Any sampling distribution when an infinite number of samples taken: central limits theorem
Allow researcher to estimate the amount of sampling error in probability sample. Can calculate the probability that a particular sample mean is close to the true population mean random samples. Probability can be calculated because the mean of infinite samples will equal the population mean
Sampling error combined with sample mean
Allows a researcher to estimate pop mean (given confidence)
Best guess: sample mean or proportion. Estimate range of error in the guess.
Understanding inference from a probability sample to population is sampling error: indication of accuracy of the sample
Standard error formulas
Adjust samples SD for sample size because sample size is one of three factors that affect how good an estimate a sample mean or proportion will be sample size most important
Larger sample - better estimate of population. More cases: smaller impact of the large and small values on the mean
Affecting accuracy of sample estimate is variability of case values: homogeneity of the population.
If case values vary widely, sample will have more error in estimating the population mean or proportion
Variability results from presence of large and small values for cases. Larger the sample: the more likely case variability will decline.
The third factor: (affecting accuracy of sample estimate of population) is the proportion of the population in the sample. High proportion in sample: error will decline (sample distribution is better approx population distribution
Sample must equal or exceed 20% of the population cases before this factor in estimating sampling error.
Sampling a high proportion of a large population is not necessary to generate a representative sample.
When the percentage of population exceeds 20%, adjust sampling error using the finite population correction (fpc).
To adjust standard error for sample: standard error formula multiplied with the FPC formula
All content involves a time dimensions - concept of it concerns trend studies over periods longer than a year (natural planning)
Sampling
Simple random sampling
All units equal chance of being selected. list of all films: 100 numbers between 1 and 375
Simple random sampling: two conditions: when units are replaced in the population after they are selected and when they are not replaced. With or without replacement
Large population: small variation of probability without replacement has negligible impact on sampling error estimates. not good in all situations. if list is long then another technique is preferred.
Systematic sampling
Selecting every nth unit from the sampling frame.

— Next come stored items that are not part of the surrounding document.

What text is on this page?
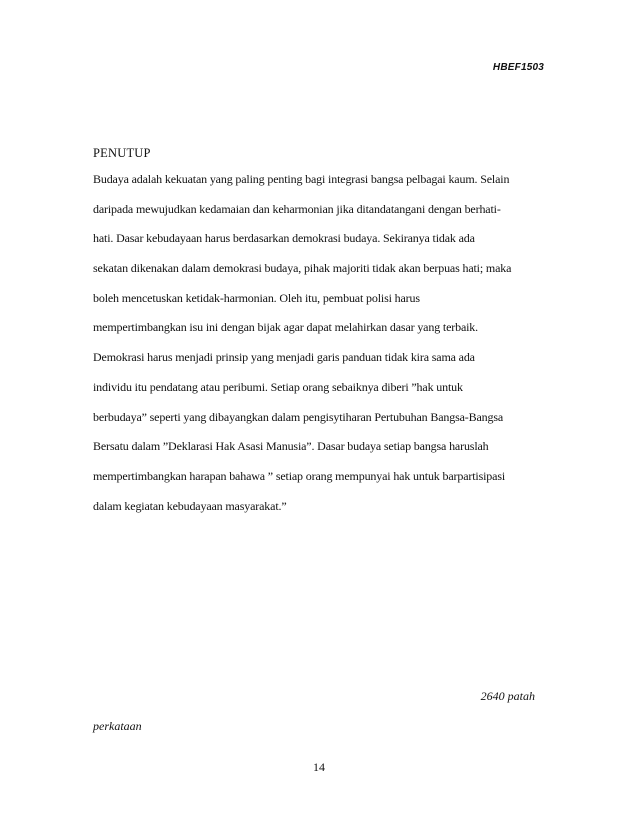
HBEF1503
PENUTUP
Budaya adalah kekuatan yang paling penting bagi integrasi bangsa pelbagai kaum. Selain
daripada mewujudkan kedamaian dan keharmonian jika ditandatangani dengan berhati-
hati. Dasar kebudayaan harus berdasarkan demokrasi budaya. Sekiranya tidak ada
sekatan dikenakan dalam demokrasi budaya, pihak majoriti tidak akan berpuas hati; maka
boleh mencetuskan ketidak-harmonian. Oleh itu, pembuat polisi harus
mempertimbangkan isu ini dengan bijak agar dapat melahirkan dasar yang terbaik.
Demokrasi harus menjadi prinsip yang menjadi garis panduan tidak kira sama ada
individu itu pendatang atau peribumi. Setiap orang sebaiknya diberi ”hak untuk
berbudaya” seperti yang dibayangkan dalam pengisytiharan Pertubuhan Bangsa-Bangsa
Bersatu dalam ”Deklarasi Hak Asasi Manusia”. Dasar budaya setiap bangsa haruslah
mempertimbangkan harapan bahawa ” setiap orang mempunyai hak untuk barpartisipasi
dalam kegiatan kebudayaan masyarakat.”
2640 patah
perkataan
14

(n) is dividing the sampling frame by the sample size.
Sample 1000 sentences from 10000 sentences: select every tenth sentence.
Starting point have to be random. Works well when simple random creates problems.
Can have problems under two conditions:
Listing of all possible units (if incomplete inferences cannot be done)
It’s subject to periodicity, a bias in the arrangement of units in a list. problem since a few months might not be represented in sample.
Stratified sampling
Breaking a population into smaller groups and random sampling in the groups. More homogeneous than population with respect to characteristics of importance.
Can be stratified per year - makes smaller homogenous groups that would guarantee a more representative sample.
Two purposes: increases representativeness (knowledge about distribution to avoid oversampling and undersampling)
Proportionate sampling - sample sizes from within strata based on the proportion of the population.
Sometimes: straying can increase the number of units in a study when types of units make up a small proportion of the population.
Disproportionate sampling: selecting a sample frame from a stratum that is larger than that stratums proportion of the population.
= it oversamples some units to obtain enough cases for valid analysis. No longer representative for population.
Mass media content on a regular basis: stratified advantages from known variations within these production cycles.
Stratified: required adjustments to sampling error estimates.
Sampling from homogeneous groups - standard error is reduced. S
Standard error of proportion: equals the sum of standard errors for all strata.